In seconda battuta, è possibile pensare alla possibilità di estrazione dei dati e simulare, tramite algoritmi nuovi, segnali predittivi di patologia legati alla diffusione, legando la simulazione anche alla potenza con cui il virus si lega alle superfici di contatto. Si potrebbero, così, ridefinire standard in base alla patologia del soggetto sia tramite esenzioni di patologia che di condizioni.
Naturalmente la rete delle informazioni non può sottrarsi ai vincoli dettati dai requisiti di privacy e dalla gestione dei dati a soggetti decisori nella programmazione sanitaria.

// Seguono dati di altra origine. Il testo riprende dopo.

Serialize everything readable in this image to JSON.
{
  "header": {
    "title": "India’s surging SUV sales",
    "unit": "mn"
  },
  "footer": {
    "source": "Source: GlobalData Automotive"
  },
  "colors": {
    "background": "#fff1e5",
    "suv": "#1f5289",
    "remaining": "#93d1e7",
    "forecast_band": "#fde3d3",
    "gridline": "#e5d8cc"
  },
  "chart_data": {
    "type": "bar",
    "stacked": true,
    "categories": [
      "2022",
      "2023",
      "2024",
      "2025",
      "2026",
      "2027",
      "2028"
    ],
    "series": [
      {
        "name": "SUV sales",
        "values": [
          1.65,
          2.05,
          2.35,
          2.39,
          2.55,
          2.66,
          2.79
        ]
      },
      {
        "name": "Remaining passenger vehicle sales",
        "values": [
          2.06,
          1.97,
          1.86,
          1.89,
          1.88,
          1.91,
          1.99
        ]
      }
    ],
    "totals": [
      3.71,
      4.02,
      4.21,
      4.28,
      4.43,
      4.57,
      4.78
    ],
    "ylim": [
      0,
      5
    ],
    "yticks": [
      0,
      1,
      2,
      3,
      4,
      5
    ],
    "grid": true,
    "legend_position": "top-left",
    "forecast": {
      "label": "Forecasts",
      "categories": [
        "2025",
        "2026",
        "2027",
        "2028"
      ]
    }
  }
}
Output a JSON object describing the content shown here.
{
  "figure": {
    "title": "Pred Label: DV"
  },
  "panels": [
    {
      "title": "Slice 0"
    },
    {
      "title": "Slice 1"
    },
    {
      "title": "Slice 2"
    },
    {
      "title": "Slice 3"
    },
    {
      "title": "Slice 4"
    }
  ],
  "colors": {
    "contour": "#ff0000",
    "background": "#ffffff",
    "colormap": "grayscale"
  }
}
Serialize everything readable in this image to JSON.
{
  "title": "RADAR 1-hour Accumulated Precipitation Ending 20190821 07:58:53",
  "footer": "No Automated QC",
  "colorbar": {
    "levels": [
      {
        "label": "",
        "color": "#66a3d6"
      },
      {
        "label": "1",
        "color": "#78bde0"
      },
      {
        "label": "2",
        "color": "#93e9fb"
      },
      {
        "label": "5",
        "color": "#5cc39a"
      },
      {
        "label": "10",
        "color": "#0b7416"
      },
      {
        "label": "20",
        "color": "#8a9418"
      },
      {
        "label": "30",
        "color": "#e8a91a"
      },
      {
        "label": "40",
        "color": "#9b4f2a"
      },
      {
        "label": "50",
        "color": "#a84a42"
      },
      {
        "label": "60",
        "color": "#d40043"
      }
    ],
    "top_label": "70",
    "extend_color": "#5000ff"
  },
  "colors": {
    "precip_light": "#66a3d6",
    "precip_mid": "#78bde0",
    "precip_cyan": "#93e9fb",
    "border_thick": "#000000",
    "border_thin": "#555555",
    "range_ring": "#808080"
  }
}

I soggetti valutati più a rischio potrebbero essere monitorati a distanza, tramite consolle predisposte a livello regionale e/o aziendale, tali da consentire la possibilità d’intervento immediato qualora parametri standard definiti per la patologia dovessero risultare alterati.
Possibilità di gestire la piattaforma dei dati sanitari attraverso password fornite agli assistiti, che possono accedere al data base centrale per inserire dati clinici, come l’esito di alcuni test predittivi.
L’opportunità di gestire a distanza prevede dunque la possibilità d’intervenire prontamente in modo clinico e direttamente mediante anche l’attivazione di un sistema a rete fra professionisti, sia in ambiente ospedaliero che territoriale.
Inoltre i dati disponibili potrebbero essere collegati ad algoritmi che siano in grado di stabilire il conto effettivo dei posti letto per pazienti COVID sospetti, positivi e rianimazione. Infatti è utile avere un percorso predittivo di posti letto, in base ai dati di comorbidità della popolazione e quindi approcciarsi al problema epidemiologico su base predittiva.
La procedura ipotizzata – sicuramente attuabile in un breve periodo – anche finanziando progetti di telemedicina a distanza, sarebbe in grado di introdurre una nuova metodica per affrontare il problema della diffusione del Coronavirus tramite prevenzione, monitoraggio continuo a casa, in ufficio, senza cambiare in modo drastico le abitudini di ogni cittadino.